Wednesday was expected to mark Sin City’s 200th day without the station measuring more than one-hundredth of an inch of rain. The valley’s longest consecutive dry streak was in 2020, with 240 days of no measurable rain.The third-highest streak was in 1959 with 150 days.

The National Weather Service’s Las Vegas office posted a “wanted” poster Wednesday morning on X with a photo of splashing water that read “Wanted: Measurable Rain,” adding that it was last seen on July 13.

“It really shows how dry it has been these past few years,” Morgan Stessman, a weather service meteorologist, said in an interview Wednesday. “We here in Southern Nevada are still seeing drought conditions worsen.”

The U.S. Drought Monitor has Clark County listed as almost entirely under “extreme drought” conditions as of the last available update released Jan. 23.

Rainfall doesn’t have much of an impact on Lake Mead levels. Tropical Storm Hilary brought nearly a monsoon season’s worth of precipitation but didn’t raise the reservoir significantly.
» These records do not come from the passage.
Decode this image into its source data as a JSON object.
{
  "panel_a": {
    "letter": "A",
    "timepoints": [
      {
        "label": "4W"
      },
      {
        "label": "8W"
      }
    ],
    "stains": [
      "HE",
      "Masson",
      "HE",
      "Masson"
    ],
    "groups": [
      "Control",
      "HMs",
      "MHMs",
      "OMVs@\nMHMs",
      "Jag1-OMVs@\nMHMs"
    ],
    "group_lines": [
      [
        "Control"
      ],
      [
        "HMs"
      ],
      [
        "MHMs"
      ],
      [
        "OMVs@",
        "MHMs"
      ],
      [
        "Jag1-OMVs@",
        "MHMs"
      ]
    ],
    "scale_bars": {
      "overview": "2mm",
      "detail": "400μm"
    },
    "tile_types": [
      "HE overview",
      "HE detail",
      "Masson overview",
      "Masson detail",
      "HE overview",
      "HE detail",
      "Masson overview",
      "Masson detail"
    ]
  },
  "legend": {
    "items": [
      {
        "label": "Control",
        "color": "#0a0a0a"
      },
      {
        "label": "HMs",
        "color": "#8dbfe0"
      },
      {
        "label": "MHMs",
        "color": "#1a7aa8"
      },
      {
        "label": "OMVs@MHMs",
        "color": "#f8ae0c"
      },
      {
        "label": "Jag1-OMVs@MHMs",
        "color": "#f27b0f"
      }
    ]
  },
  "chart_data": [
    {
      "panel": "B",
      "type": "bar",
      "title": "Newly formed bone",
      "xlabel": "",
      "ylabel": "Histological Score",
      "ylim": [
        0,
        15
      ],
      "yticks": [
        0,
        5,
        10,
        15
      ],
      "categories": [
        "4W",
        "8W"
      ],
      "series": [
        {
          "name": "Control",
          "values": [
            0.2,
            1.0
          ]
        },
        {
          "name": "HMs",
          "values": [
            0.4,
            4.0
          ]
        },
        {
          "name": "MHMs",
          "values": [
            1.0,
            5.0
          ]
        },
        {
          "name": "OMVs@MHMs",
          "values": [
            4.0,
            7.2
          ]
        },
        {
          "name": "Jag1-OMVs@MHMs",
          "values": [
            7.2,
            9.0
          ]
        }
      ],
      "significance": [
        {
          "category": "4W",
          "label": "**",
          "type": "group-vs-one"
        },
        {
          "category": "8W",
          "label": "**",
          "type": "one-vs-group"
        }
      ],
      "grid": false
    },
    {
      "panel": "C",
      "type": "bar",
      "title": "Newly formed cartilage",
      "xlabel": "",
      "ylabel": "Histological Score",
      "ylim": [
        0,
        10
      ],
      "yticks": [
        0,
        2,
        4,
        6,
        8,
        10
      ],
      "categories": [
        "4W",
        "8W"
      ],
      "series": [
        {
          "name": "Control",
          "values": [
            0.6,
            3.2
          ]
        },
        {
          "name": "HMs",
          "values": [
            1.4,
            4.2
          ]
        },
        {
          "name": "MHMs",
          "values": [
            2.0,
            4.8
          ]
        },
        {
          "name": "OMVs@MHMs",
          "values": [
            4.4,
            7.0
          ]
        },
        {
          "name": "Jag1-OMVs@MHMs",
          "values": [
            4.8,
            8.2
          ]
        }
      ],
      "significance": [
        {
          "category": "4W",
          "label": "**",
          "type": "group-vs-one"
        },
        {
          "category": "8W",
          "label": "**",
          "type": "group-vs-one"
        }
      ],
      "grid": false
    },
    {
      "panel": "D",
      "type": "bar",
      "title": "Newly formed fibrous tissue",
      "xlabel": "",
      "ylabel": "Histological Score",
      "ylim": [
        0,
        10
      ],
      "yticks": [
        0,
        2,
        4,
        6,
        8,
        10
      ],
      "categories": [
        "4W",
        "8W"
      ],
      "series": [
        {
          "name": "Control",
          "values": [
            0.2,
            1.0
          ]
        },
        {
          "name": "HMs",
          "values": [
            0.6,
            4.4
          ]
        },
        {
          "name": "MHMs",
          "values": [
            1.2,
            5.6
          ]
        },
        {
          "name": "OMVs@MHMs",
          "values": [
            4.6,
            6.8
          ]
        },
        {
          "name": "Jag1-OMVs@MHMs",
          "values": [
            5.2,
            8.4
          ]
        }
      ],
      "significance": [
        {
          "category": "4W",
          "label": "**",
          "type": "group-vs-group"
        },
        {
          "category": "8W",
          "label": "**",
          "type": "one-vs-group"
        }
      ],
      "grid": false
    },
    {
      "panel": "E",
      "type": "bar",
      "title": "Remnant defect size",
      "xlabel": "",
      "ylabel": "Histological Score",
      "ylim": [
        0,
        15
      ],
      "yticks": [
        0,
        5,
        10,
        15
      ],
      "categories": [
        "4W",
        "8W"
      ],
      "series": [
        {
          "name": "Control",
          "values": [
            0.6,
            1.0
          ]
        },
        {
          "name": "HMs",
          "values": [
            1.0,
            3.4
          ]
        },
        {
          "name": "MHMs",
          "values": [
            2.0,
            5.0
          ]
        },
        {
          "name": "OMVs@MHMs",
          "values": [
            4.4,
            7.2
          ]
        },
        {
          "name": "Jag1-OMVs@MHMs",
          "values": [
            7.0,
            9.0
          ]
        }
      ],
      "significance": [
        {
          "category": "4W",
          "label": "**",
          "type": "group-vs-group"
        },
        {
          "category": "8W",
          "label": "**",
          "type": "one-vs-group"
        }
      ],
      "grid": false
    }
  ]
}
However, the lack of rain, which drains out soils and often prompts more city water use, has prompted drought classifications to worsen, Stessman said.

It’s not immediately clear whether Las Vegas will break the 2020 dry spell record based on modeling, Stessman said.

February, which she said is generally the wettest month that the city sees, might bring some relief. Projections give Las Vegas a 33 to 40 percent chance of above-normal rain conditions over the next 14 days, Stessman said.

“That doesn’t bode well for drought improvement,” she said.